English politician (1629–1672)

Matthew Wren (20 August 1629 - 14 June 1672) was an English politician and writer. He is now known as an opponent of James Harrington, and a monarchist who made qualified use of the ideas of Thomas Hobbes.

==Life==

He was the eldest child of the Royalist Bishop of Ely Matthew Wren and Elizabeth, daughter of Thomas Cutler of Ipswich, and therefore cousin of Sir Christopher Wren. He was educated at both Peterhouse, Cambridge and the University of Oxford, graduating M.A. at Oxford on 9 September 1661.

He was secretary to Edward Hyde, Earl of Clarendon, from 1660 to 1667, M.P. for St. Michael (1661 to 1672), and secretary to James, Duke of York (1667 to 1672). He was fatally injured accompanying the duke at the Battle of Solebay in 1672 and died on his return to Greenwich. He was buried with his father at Pembroke Hall, Cambridge.

He was one of the council of the Royal Society named in Charles II's original charter, dated 15 July 1662, and was a prominent member of the Society.

He was a prominent investor in The African Company and therefore both a beneficiary and supporter of the transatlantic slave trade.

==Works==

He wrote:

- Considerations on Mr. Harrington's ... Oceana, 1657, 12mo (anon.)
- Monarchy Asserted. In Vindication of the Considerations, 1659 8vo, 2nd edit. 1660, 8vo, to which Harrington replied in his Politicaster, London, 1659, 8vo.

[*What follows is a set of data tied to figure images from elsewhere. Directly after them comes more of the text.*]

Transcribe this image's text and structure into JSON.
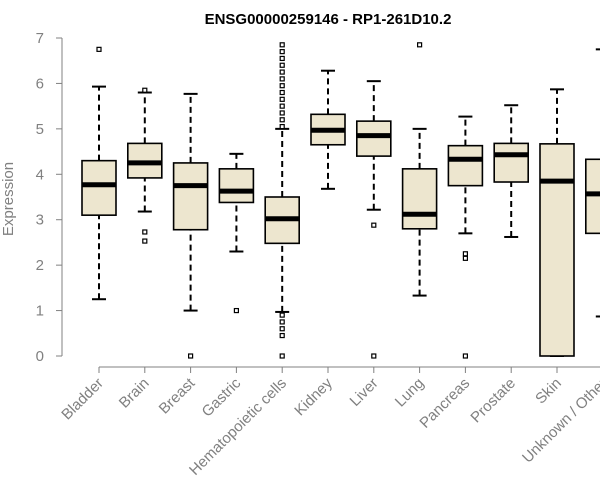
{
  "chart_data": {
    "type": "boxplot",
    "title": "ENSG00000259146 - RP1-261D10.2",
    "xlabel": "",
    "ylabel": "Expression",
    "ylim": [
      0,
      7
    ],
    "yticks": [
      0,
      1,
      2,
      3,
      4,
      5,
      6,
      7
    ],
    "colors": {
      "box_fill": "#ede6cf",
      "box_stroke": "#000000",
      "axis": "#808080",
      "text": "#808080"
    },
    "categories": [
      "Bladder",
      "Brain",
      "Breast",
      "Gastric",
      "Hematopoietic cells",
      "Kidney",
      "Liver",
      "Lung",
      "Pancreas",
      "Prostate",
      "Skin",
      "Unknown / Other"
    ],
    "boxes": [
      {
        "name": "Bladder",
        "whisker_low": 1.25,
        "q1": 3.1,
        "median": 3.77,
        "q3": 4.3,
        "whisker_high": 5.93,
        "outliers": [
          6.75
        ]
      },
      {
        "name": "Brain",
        "whisker_low": 3.18,
        "q1": 3.92,
        "median": 4.25,
        "q3": 4.68,
        "whisker_high": 5.8,
        "outliers": [
          2.73,
          2.53,
          5.85
        ]
      },
      {
        "name": "Breast",
        "whisker_low": 1.0,
        "q1": 2.78,
        "median": 3.75,
        "q3": 4.25,
        "whisker_high": 5.77,
        "outliers": [
          0
        ]
      },
      {
        "name": "Gastric",
        "whisker_low": 2.3,
        "q1": 3.38,
        "median": 3.63,
        "q3": 4.12,
        "whisker_high": 4.45,
        "outliers": [
          1.0
        ]
      },
      {
        "name": "Hematopoietic cells",
        "whisker_low": 0.97,
        "q1": 2.48,
        "median": 3.02,
        "q3": 3.5,
        "whisker_high": 5.0,
        "outliers": [
          0,
          0.45,
          0.6,
          0.75,
          0.9,
          5.05,
          5.2,
          5.35,
          5.5,
          5.65,
          5.8,
          5.95,
          6.1,
          6.25,
          6.4,
          6.55,
          6.7,
          6.85
        ]
      },
      {
        "name": "Kidney",
        "whisker_low": 3.68,
        "q1": 4.65,
        "median": 4.97,
        "q3": 5.32,
        "whisker_high": 6.28,
        "outliers": []
      },
      {
        "name": "Liver",
        "whisker_low": 3.22,
        "q1": 4.4,
        "median": 4.85,
        "q3": 5.17,
        "whisker_high": 6.05,
        "outliers": [
          2.88,
          0
        ]
      },
      {
        "name": "Lung",
        "whisker_low": 1.33,
        "q1": 2.8,
        "median": 3.12,
        "q3": 4.12,
        "whisker_high": 5.0,
        "outliers": [
          6.85
        ]
      },
      {
        "name": "Pancreas",
        "whisker_low": 2.7,
        "q1": 3.75,
        "median": 4.33,
        "q3": 4.63,
        "whisker_high": 5.27,
        "outliers": [
          2.25,
          2.15,
          0
        ]
      },
      {
        "name": "Prostate",
        "whisker_low": 2.62,
        "q1": 3.83,
        "median": 4.43,
        "q3": 4.68,
        "whisker_high": 5.52,
        "outliers": []
      },
      {
        "name": "Skin",
        "whisker_low": 0,
        "q1": 0,
        "median": 3.85,
        "q3": 4.67,
        "whisker_high": 5.87,
        "outliers": []
      },
      {
        "name": "Unknown / Other",
        "whisker_low": 0.87,
        "q1": 2.7,
        "median": 3.57,
        "q3": 4.33,
        "whisker_high": 6.75,
        "outliers": [
          0
        ]
      }
    ]
  }
}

J. G. A. Pocock describes him as the leading contemporary opponent of Harrington, and an illustration in his views of the theory of possessive individualism of C. B. Macpherson. Francis D. Wormuth writes that Wren reversed the relation between politics and economics found in Harrington. According to I. Bernard Cohen, Wren may have been the first, in Monarchy Asserted, to apply the term 'revolution' to the English Revolution. The book was dedicated to John Wilkins, and Wren's introduction explained that the anonymous Considerations had been taken by Harrington to come from the whole group of Oxford experimentalists around Wilkins (to which Wren belonged, as did his more famous cousin Christopher Wren).